- Theatrical release poster
- Directed by: Mark Duplass; Jay Duplass;
- Written by: Mark Duplass; Jay Duplass;
- Produced by: Mark Duplass; Jay Duplass; Stephanie Langhoff;
- Starring: Mark Kelly; Steve Zissis; Jennifer Lafleur; Julie Vorus;
- Cinematography: Jas Shelton
- Edited by: Jay Deuby; Nat Sanders;
- Music by: Julian Wass
- Production company: Duplass Brothers Productions
- Distributed by: Fox Searchlight Pictures; Red Flag Releasing;
- Release dates: March 11, 2012 (South by Southwest); July 6, 2012 (United States);
- Running time: 76 minutes
- Country: United States
- Language: English
- Box office: $10,000

= The Do-Deca-Pentathlon =

The Do-Deca-Pentathlon is a 2012 independent comedy film written and directed by brothers Jay Duplass and Mark Duplass. The film stars Mark Kelly, Steve Zissis, Jennifer Lafleur, and Julie Vorus. The film had its world premiere at SXSW on March 11, 2012. It was released on June 26, 2012, through video on demand, prior to being released in a limited release on July 6, 2012, by Fox Searchlight and Red Flag Releasing.

==Plot==
The film is about two brothers in their mid-30s (played by Mark Kelly and Steve Zissis) whose lifelong rivalry compels them to secretly complete an athletic competition that they came up with in high school but left unfinished.

==Cast==
- Mark Kelly as Jeremy
- Steve Zissis as Mark
  - Brendan Robinson as Young Mark
- Jennifer Lafleur as Stephanie
- Julie Vorus as Alice

==Production==
Production on the film commenced in 2008, in New Orleans.

==Release==
The film had its world premiere at SXSW on March 11, 2012. It went on to premiere at the San Francisco International Film Festival on April 26, 2012. Shortly after, it was announced that Fox Searchlight Pictures, and Red Flag Releasing had acquired distribution rights to the film.

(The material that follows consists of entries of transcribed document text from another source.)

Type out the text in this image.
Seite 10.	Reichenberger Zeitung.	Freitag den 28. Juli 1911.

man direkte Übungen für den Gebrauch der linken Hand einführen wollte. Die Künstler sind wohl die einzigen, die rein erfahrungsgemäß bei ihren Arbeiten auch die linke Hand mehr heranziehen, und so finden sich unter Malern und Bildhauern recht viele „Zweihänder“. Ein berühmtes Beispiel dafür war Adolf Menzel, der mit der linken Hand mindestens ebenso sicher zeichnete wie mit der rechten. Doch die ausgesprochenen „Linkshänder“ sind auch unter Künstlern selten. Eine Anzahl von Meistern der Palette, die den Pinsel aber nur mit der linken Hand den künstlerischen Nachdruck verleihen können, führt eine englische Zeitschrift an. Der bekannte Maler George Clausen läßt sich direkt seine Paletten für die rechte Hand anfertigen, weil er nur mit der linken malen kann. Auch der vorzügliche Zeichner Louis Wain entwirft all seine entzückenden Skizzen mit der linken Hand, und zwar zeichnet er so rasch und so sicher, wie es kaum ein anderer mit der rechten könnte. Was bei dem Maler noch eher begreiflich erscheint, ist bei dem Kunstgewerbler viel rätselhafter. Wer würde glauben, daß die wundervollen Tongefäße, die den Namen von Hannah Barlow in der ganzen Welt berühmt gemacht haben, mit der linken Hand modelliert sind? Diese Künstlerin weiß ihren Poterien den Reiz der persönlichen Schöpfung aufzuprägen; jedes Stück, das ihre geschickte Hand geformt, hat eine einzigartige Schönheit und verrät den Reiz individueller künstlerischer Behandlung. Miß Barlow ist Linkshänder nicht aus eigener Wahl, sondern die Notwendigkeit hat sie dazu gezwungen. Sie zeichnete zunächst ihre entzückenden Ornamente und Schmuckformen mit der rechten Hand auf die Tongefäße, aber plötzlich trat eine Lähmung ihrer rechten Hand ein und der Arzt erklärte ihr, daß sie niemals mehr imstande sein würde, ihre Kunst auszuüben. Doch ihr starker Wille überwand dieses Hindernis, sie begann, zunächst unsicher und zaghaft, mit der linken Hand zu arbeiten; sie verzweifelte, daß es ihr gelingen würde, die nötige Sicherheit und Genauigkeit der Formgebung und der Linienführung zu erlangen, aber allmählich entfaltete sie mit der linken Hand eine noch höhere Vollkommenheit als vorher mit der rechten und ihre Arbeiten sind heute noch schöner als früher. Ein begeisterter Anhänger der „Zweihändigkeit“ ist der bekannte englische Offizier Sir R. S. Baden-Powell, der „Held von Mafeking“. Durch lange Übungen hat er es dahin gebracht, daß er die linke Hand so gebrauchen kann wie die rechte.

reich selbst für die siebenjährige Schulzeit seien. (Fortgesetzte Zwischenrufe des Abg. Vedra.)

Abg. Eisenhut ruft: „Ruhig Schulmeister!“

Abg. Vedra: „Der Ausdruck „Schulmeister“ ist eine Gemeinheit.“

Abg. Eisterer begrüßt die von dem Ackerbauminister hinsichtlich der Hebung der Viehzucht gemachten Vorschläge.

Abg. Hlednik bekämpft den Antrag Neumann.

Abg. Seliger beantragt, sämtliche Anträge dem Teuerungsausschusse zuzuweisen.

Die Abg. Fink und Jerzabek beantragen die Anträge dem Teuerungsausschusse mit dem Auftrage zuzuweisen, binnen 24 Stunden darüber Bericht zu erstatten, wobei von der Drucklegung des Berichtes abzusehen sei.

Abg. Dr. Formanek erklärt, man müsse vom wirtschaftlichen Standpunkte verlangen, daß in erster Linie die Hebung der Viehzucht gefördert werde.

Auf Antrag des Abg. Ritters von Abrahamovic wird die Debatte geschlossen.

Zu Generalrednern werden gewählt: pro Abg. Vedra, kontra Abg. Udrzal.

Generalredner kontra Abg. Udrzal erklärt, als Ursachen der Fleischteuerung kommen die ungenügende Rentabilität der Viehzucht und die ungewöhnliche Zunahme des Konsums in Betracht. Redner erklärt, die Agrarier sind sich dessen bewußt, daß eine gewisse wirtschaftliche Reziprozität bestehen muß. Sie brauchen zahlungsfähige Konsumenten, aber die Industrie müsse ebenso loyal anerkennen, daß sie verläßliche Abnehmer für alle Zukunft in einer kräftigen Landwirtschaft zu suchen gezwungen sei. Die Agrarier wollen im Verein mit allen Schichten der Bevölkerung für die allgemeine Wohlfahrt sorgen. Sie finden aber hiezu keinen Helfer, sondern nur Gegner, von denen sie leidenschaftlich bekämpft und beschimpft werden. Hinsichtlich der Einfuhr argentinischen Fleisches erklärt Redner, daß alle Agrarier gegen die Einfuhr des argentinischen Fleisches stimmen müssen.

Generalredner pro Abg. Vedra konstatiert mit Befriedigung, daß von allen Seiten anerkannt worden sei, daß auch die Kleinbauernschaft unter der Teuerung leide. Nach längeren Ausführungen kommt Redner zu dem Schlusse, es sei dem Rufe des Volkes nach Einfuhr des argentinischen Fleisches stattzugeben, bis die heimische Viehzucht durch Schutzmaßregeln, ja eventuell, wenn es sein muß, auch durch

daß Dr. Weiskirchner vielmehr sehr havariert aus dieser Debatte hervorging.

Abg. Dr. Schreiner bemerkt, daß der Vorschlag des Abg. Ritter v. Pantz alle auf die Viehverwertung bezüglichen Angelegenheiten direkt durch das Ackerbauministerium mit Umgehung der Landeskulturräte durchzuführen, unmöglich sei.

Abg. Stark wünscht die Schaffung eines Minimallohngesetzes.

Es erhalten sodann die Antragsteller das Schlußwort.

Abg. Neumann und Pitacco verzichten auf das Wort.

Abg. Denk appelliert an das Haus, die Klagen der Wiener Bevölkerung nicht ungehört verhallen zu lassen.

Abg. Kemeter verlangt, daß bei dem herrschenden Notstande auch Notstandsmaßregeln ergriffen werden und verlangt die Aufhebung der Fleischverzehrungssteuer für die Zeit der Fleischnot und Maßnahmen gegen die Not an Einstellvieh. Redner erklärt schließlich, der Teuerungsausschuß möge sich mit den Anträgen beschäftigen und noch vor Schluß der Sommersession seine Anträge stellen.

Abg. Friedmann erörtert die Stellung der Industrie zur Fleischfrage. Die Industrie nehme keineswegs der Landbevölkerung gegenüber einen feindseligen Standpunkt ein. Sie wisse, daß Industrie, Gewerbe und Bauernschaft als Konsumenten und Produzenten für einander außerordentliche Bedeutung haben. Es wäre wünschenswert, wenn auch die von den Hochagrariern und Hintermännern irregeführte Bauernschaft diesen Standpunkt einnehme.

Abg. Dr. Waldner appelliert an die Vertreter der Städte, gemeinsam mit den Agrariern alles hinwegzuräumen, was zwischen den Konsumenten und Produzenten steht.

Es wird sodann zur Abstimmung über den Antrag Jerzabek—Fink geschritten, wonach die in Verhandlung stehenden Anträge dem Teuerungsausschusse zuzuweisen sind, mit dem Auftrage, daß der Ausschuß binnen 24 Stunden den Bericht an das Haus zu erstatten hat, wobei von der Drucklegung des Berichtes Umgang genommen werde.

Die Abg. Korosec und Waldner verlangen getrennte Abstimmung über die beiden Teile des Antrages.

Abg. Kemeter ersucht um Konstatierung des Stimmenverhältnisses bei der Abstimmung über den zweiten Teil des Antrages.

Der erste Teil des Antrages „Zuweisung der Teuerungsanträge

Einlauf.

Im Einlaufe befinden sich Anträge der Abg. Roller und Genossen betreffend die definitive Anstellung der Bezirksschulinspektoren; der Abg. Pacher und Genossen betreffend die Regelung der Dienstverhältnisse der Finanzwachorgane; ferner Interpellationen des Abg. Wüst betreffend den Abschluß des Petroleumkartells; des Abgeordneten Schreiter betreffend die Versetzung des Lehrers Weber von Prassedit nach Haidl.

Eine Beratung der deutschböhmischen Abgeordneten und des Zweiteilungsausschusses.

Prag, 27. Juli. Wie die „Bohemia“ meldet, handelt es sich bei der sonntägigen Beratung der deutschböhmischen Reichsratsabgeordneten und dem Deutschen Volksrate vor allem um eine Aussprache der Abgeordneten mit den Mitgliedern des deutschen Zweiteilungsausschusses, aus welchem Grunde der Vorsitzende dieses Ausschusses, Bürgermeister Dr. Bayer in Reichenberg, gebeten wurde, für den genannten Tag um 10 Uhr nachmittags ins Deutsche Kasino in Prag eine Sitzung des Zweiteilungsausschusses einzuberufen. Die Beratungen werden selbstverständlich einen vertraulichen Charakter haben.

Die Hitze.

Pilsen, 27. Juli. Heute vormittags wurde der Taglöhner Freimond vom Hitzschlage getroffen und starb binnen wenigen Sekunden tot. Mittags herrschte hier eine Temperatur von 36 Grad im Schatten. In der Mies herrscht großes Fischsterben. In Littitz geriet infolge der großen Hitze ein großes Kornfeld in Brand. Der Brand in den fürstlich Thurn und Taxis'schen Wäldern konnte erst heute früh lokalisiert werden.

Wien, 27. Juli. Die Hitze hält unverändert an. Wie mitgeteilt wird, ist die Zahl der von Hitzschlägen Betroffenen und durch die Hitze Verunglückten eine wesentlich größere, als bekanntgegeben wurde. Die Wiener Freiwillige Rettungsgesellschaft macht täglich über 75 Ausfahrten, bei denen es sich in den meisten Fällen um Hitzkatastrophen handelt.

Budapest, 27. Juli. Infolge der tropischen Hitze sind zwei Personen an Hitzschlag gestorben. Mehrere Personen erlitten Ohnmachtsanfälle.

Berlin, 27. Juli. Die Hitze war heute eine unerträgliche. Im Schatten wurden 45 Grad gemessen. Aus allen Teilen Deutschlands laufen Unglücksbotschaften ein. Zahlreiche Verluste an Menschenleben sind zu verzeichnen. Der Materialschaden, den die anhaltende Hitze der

The film was released through video on demand on June 26, 2012, before a limited release on July 6, 2012.

==Critical response==
As of November 2022, the film holds a 76% approval rating on Rotten Tomatoes, based on 41 reviews with an average rating of 6.3/10. The website's critics consensus reads: "Slight but satisfying, The Do-Deca-Pentathlon wrings fresh laughs from tired man-child comedy tropes." Critic Stephen Holden of The New York Times called it the Duplass brothers' second-best film, after their debut, The Puffy Chair.